TeamSpeak Server 3.13.3 [Important Security Update]

We just released an important update for the server.
Please update your server as soon as possible!

Fixed

  • Privilege escalation issue (thanks to alex97000)

You can download the update here. The download page will be updated later.
The Docker update should be available within a day.


You have creative Feedback or issues with that server release?
Tell us! :wave:

24 Likes

:blue_heart:

4 Likes

:heart::heart::heart::heart:

I like this :yum:

1 Like

Can you please share more information?

What kind of priv escalation are we talking about?
When was it introduced?
How severe is it?

2 Likes

May I suggest a mailing list for server owners or something, that is advertised on the server download page? I would have had no idea about this without checking the forum. Security announcements need more visibility than this. Thanks

1 Like

After ~15 hours running this new version my TeamSpeak Server just crashed and generated a crashdump.
@TS.ChrisR, just sent a PM. Lets take a look at the crashdump?

P.S: With 3.13.1 version I had almost ~30 days of uptime with no problem.

Cheers

1 Like
$ docker pull teamspeak:3.13.3
3.13.3: Pulling from library/teamspeak
no matching manifest for linux/amd64 in the manifest list entries

I think that something is not working as it should

1 Like

docker pull teamspeak:latest and docker pull teamspeak:3.13.3 just work fine here.

5 Likes

My post was sent 3 hours ago, the fix has been applied 2 hours ago.
image

Sooo, problem solved, I’ll update my server when possible

1 Like

No. We do not want to advertise details about this issue.

But i can tell “Nobody could get permissions on your operation system or get access to it.”
If that worries you.

Yes. We also want to have such kind of Newsletter for releases.

:+1:

7 Likes

I can understand the security reason behind that (people will abuse it to destroy servers), but in some way it needs to be published, hiding it won’t help in any way.
I hope that the decision is temporary and made to allow people to update their servers, otherwise will sound very bad to me.

At security fixes it would always be interesting which versions are affected. If you know this.

1 Like

It’s an issue about Privilege escalation, so you should consider it as it affects all the versions before the patched one.

1 Like

Telling people how to abuse bugs also helps nobody. It causes more problems that we try to avoid.
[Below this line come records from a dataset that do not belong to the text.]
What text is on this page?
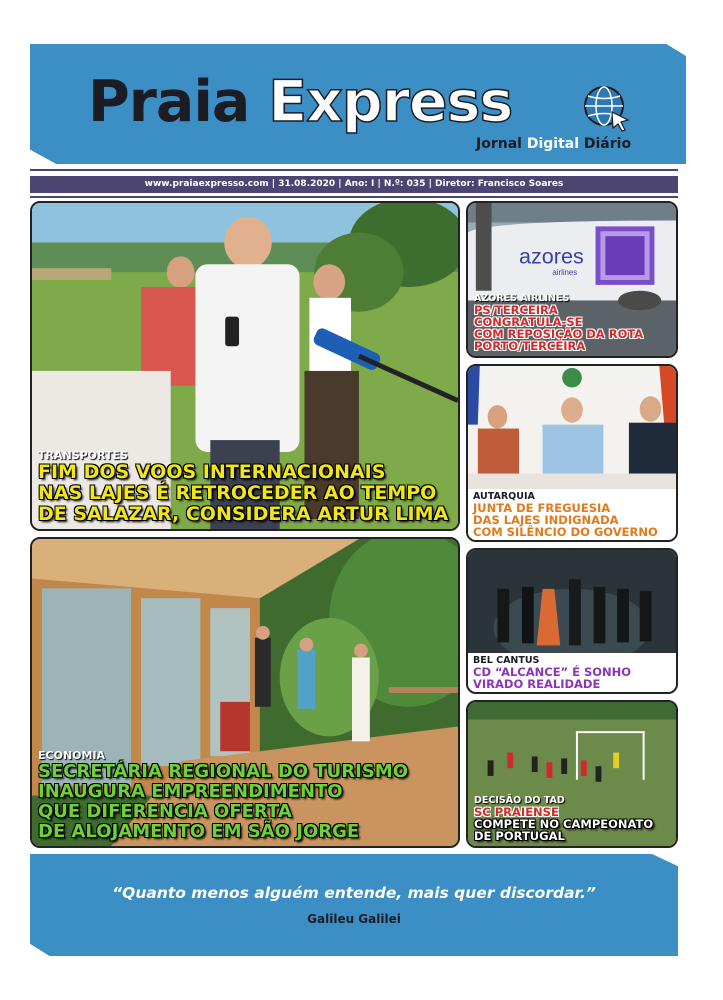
Praia Express
Jornal Digital Diário
www.praiaexpresso.com | 31.08.2020 | Ano: I | N.º: 035 | Diretor: Francisco Soares
TRANSPORTES
FIM DOS VOOS INTERNACIONAIS
NAS LAJES É RETROCEDER AO TEMPO
DE SALAZAR, CONSIDERA ARTUR LIMA
ECONOMIA
SECRETÁRIA REGIONAL DO TURISMO
INAUGURA EMPREENDIMENTO
QUE DIFERENCIA OFERTA
DE ALOJAMENTO EM SÃO JORGE
azores
airlines
AZORES AIRLINES
PS/TERCEIRA
CONGRATULA-SE
COM REPOSIÇÃO DA ROTA
PORTO/TERCEIRA
AUTARQUIA
JUNTA DE FREGUESIA
DAS LAJES INDIGNADA
COM SILÊNCIO DO GOVERNO
BEL CANTUS
CD “ALCANCE” É SONHO
VIRADO REALIDADE
DECISÃO DO TAD
SC PRAIENSE
COMPETE NO CAMPEONATO
DE PORTUGAL
“Quanto menos alguém entende, mais quer discordar.”
Galileu Galilei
No we are not going into details for this.

Anyone is allowed to update anytime. Does not matter if we share more details or not!

6 Likes

Is there a way to find out if this has been exploited on my server?

1 Like

The chances are low that it happened on your server.

You could make a backup and watch if anything suspicious happens. But please don’t start to get paranoid about anything on your server :cowboy_hat_face:.
As said the chances are low.

@All

We discussed that again and decided to give you all some details January 2021 (no fixed day).
We must give hosts enough chance to update their servers first. And some days aren’t enough for this.

11 Likes

Given your track record of broken server versions, I really do not trust you enough to be updating immediately.
And that is precisely why I would like to at least know what versions are affected, so I can make informed decision.

3 Likes

Then is your only option to update next month. Your decision at the end.

8 Likes

When exactly will you release more info about the exploit?